Benigna Maria de Freitas Villas Boas
Primeiro dia de aula do semestre em uma instituição de ensino superior. Calouros chegando. Depois de 2 anos de atividades remotas, esse é o primeiro semestre de aulas presenciais.
Em um grande anfiteatro estão os estudantes calouros e outros que cursaram a disciplina Cálculo I no semestre anterior, mas não obtiveram sucesso. É obrigatória para alguns cursos.
O anfiteatro está lotado. O professor entra e se apresenta dizendo ser o responsável pelas aulas teóricas, que ocorrerão somente às segundas-feiras. Haverá mais duas aulas semanais em que atuarão um docente que desenvolverá atividades práticas, com os estudantes, e um estagiário. As três aulas ocorrerão de 18 às 19h20.
Embora o número de estudantes seja grande, o professor não usa microfone e sua fala não é bem ouvida nem bem compreendida pela plateia. Ele fala durante todo o tempo. Não tem pronúncia clara. Pelo seu sotaque, percebe-se não ser brasileiro. Os estudantes não fazem perguntas nem o professor as provoca.
Concluído o tempo de duração da aula, o professor pergunta: “alguma dúvida?” Silêncio total. Apenas uma estudante se manifesta: “não entendi nada”, ao que o professor reage: “então, acesse o moodle”. A aula é concluída.

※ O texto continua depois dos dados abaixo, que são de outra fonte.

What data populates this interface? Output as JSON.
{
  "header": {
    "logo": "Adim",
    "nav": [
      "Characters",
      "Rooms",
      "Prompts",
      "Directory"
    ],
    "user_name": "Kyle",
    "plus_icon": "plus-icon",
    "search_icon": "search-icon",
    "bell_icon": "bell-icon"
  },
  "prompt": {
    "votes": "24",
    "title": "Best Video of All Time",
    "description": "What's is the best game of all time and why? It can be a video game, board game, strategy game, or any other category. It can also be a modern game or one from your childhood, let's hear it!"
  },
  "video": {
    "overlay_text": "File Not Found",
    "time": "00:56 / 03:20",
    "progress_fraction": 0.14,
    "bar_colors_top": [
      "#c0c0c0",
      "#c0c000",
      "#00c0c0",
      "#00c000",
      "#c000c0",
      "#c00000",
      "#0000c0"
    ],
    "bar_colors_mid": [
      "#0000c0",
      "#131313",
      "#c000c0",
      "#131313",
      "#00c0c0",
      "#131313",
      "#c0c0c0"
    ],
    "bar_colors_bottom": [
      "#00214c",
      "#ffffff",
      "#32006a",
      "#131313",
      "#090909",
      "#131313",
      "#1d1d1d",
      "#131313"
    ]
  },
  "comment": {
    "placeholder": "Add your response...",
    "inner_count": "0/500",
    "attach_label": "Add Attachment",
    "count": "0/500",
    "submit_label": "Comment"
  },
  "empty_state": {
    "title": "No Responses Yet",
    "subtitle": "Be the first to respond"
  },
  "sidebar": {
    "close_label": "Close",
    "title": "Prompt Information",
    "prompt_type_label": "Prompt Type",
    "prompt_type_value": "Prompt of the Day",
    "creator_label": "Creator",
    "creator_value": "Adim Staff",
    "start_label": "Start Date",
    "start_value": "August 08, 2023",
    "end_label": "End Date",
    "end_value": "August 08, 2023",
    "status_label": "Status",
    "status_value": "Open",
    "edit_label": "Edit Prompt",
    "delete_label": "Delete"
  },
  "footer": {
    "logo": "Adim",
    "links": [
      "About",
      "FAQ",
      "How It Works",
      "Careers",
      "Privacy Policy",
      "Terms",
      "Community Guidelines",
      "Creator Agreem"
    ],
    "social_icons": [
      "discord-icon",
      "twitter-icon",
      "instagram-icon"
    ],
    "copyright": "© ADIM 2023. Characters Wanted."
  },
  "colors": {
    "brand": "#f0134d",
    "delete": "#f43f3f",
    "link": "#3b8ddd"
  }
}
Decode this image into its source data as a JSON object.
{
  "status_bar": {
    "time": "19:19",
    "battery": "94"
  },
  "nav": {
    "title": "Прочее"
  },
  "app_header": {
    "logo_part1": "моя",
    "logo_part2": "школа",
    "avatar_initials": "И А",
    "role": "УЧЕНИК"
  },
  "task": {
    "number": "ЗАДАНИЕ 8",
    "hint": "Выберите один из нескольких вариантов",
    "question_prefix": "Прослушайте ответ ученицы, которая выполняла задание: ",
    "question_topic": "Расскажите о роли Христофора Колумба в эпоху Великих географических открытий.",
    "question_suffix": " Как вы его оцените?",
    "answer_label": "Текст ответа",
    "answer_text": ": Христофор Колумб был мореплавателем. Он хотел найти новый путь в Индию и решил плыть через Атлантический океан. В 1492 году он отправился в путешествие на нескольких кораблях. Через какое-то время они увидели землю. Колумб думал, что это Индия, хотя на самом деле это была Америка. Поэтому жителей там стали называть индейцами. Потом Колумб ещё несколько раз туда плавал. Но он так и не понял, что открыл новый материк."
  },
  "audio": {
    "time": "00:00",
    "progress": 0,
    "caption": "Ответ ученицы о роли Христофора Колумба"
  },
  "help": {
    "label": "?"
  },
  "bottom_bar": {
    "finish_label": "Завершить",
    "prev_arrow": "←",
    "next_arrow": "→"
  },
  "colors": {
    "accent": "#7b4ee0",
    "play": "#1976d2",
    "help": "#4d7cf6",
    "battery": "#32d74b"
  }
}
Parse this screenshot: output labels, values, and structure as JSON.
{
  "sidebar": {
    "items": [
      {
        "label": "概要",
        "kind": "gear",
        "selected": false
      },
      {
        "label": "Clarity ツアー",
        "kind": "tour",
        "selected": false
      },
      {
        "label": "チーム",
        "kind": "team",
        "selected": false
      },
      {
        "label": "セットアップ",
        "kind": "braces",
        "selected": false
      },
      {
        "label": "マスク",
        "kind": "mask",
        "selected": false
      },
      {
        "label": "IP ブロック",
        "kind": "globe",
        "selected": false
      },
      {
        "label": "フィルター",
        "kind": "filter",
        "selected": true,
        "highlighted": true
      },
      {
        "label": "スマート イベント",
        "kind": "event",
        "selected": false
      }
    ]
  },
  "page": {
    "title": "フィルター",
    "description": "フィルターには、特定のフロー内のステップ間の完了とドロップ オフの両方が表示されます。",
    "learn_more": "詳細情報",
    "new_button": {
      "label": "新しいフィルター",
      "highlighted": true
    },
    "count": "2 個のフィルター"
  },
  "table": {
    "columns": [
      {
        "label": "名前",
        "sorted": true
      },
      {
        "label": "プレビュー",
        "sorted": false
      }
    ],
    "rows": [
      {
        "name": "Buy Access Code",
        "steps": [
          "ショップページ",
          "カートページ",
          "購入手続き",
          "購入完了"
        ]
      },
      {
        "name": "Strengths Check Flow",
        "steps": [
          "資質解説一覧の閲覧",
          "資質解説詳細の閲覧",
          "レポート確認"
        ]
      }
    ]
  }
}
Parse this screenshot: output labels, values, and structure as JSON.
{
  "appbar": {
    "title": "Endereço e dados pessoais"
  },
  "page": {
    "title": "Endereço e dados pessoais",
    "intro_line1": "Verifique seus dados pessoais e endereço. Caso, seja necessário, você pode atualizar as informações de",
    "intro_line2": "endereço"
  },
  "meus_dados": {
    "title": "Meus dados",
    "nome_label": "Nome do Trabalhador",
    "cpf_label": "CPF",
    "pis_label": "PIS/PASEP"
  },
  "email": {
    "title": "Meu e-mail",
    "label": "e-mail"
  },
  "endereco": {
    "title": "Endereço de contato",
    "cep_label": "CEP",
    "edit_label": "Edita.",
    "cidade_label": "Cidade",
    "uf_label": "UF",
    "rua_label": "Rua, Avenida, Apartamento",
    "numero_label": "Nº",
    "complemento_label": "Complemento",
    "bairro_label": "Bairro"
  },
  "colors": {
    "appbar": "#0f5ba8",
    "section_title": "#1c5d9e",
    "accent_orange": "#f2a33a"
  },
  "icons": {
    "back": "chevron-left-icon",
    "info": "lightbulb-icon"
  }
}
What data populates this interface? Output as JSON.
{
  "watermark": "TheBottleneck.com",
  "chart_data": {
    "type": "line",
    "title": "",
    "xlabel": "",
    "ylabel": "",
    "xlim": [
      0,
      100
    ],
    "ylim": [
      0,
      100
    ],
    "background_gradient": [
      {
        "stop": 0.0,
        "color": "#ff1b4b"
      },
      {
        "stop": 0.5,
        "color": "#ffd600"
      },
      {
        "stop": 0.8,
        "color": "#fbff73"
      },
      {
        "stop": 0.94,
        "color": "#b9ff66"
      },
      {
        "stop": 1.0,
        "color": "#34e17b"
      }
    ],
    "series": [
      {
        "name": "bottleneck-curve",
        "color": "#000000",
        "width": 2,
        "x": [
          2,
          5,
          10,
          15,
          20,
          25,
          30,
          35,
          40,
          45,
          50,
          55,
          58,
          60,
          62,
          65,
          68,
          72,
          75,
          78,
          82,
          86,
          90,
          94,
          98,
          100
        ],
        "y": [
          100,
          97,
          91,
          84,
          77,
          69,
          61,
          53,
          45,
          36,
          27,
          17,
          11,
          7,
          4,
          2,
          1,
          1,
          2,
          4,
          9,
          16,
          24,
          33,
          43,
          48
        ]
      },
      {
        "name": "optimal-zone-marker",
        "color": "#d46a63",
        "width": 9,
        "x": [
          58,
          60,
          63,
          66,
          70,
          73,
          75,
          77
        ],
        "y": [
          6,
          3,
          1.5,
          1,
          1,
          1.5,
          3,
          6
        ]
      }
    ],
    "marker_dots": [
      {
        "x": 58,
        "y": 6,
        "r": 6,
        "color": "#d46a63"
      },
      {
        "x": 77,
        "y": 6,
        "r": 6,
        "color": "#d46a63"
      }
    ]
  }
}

Este episódio suscita várias reflexões.
A aula a que me refiro aconteceu no primeiro dia de encontros presenciais em toda a instituição, após dois anos de atividades remotas; foi o primeiro dia de aula do semestre e o primeiro de centenas de estudantes naquela instituição, após o vestibular. Antes de iniciar a apresentação do conteúdo, o professor poderia ter saudado os novos estudantes e os que retornavam à instituição, convidando-os ao trabalho colaborativo e ético. Não nos esqueçamos de que uma instituição de educação superior é uma casa de aprendizagens, não somente as específicas de cada curso mas, também, as que formam os jovens para o enfrentamento das dificuldades de ordem social e econômica que assolam nosso país. Necessitamos de instituições educacionais fortes e democráticas.
Ainda estamos enfrentando a pandemia. Principalmente as instituições educacionais precisam ser sensíveis e acolher os estudantes de forma que o trabalho vá retomando a normalidade desejada.
A maioria ou todos os estudantes presentes concluíram recentemente o ensino médio, sendo egressos de escolas onde participavam ativamente das atividades e, de repente, encontram na universidade de “seus sonhos” uma aula árida e um professor desconectado do trabalho pedagógico dinâmico e comprometido com as aprendizagens de todos. Esses estudantes não tiveram a oportunidade de cursar o “novo” ensino médio, conectado à realidade e às suas necessidades, desenvolvendo-se por meio de percursos formativos e dando-lhes a oportunidade de construírem seu projeto de vida. Daqui para a frente, aqueles que vivenciarem o novo médio precisarão encontrar cursos de nível superior que abandonem aulas como a relatada aqui. A universidade não poderá ficar parada no tempo, sem atualizar seu trabalho pedagógico.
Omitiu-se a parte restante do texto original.